Welcome.
Let's begin our loving kindness meditation.
Create a tall,
Alert seated posture.
Press your sit bones down to rise up tall through your spine,
Reaching the crown of your head up towards the ceiling or sky.
Draw your chin in towards the back of your neck,
So your head is upright and balanced nicely on top of your neck.
And let's begin with a few deep breaths.
In through your nose,
And out through your nose.
And this one even deeper,
Filling up,
Open,
Expand,
Pause,
And empty out,
Relax,
Relax.
One more extra deep breath in,
Filling up.
A brief pause,
And gently exhale,
Relax,
Relax,
Relax.
Bring your attention to your forehead and the skin,
Especially between your eyebrows,
Softening any tension that might be there.
Bring your attention to your cheeks,
Your nose,
Your mouth and jaw,
Relaxing your face.
Bring your attention to your neck and throat.
Just the space that's there from the inside out to the skin.
Your breath freely flows.
Bring your awareness to your chest and upper back.
Maybe lift your chest slightly and feel it open wide,
Relaxing your shoulders back and down.
Just notice the space here in your chest and belly,
Your back,
From the inside out to the skin.
Notice the space here.
Bring your attention to your shoulders and down your arms.
Noticing your arms relaxed,
Your upper arms,
Your lower arms.
Notice your wrists,
Your hands.
Notice your fingers.
Can you relax your hands even more and observe the sensations you feel in your hands?
So like a pulsing of energy here in your hands and your fingertips.
Bring your attention back up your arms to your shoulders.
Your attention down your spine to your seat and your hips,
Where you connect to your physical foundation here on your seat or cushion.

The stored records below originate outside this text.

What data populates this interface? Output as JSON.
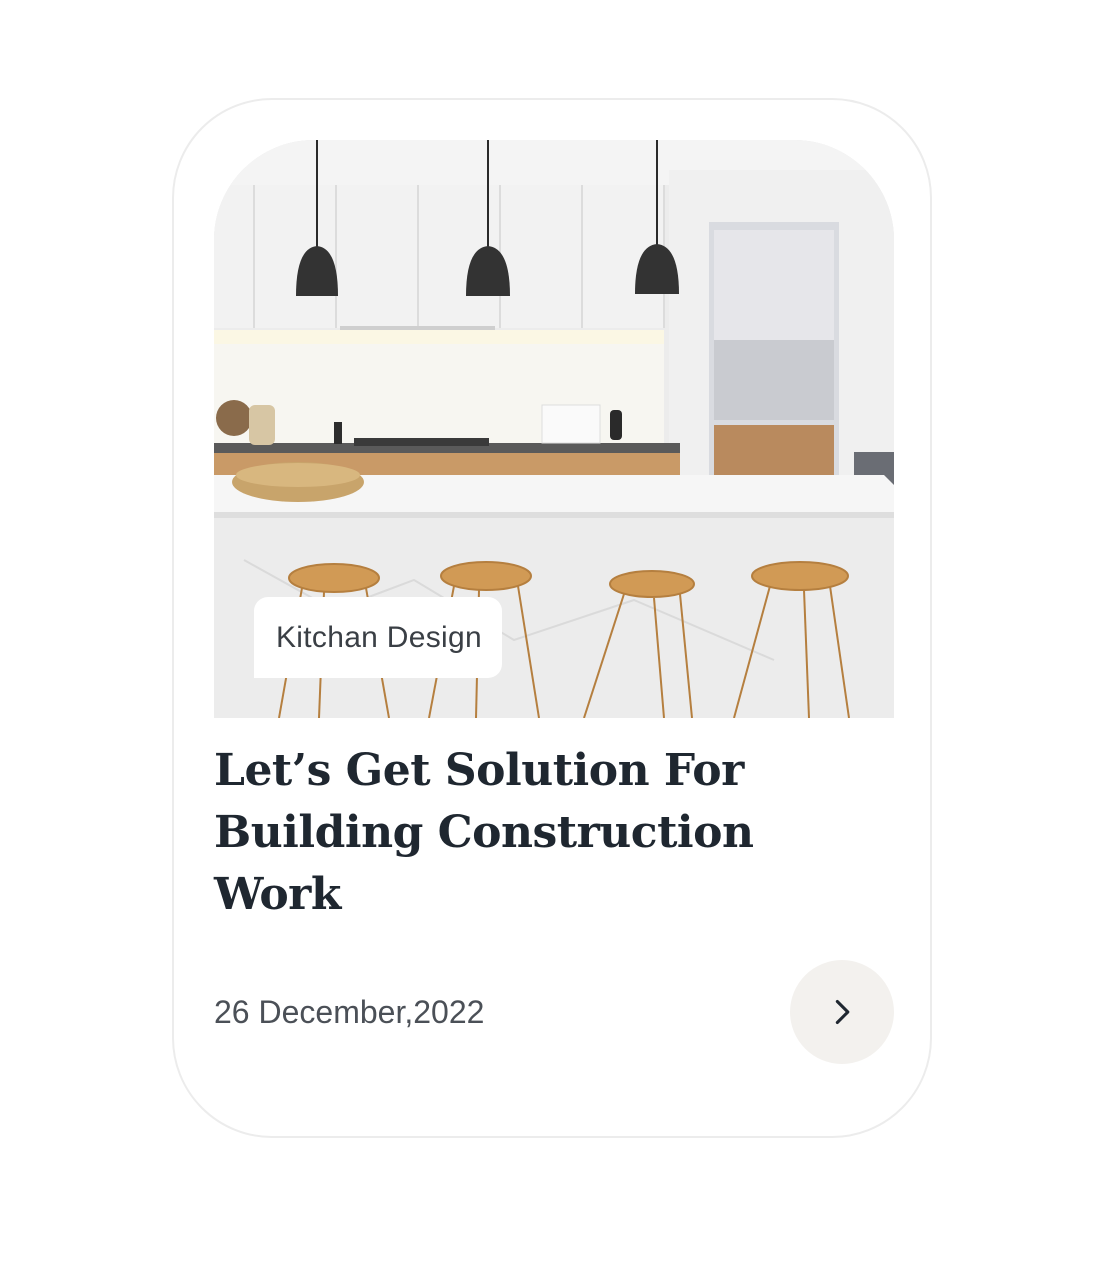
{
  "card": {
    "category_tag": "Kitchan Design",
    "title": "Let’s Get Solution For Building Construction Work",
    "date": "26 December,2022",
    "next_icon": "chevron-right-icon"
  },
  "colors": {
    "title": "#1f2730",
    "button_bg": "#f3f1ee",
    "card_border": "#ececec"
  }
}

Bring your attention to your thighs,
Your knees,
Your shins and calves.
Notice that even as your legs assist you with this alert,
Tall seated posture,
Can they relax a bit more right here?
Notice your ankles,
Your feet and your toes.
Then dial your awareness out to include your whole physical body.
Even as your eyes are closed here,
Have a sense in your mind's eye of the periphery,
The outline of your seated shape here and everything within it.
Just observing each sensation or the sensation of your body as a whole.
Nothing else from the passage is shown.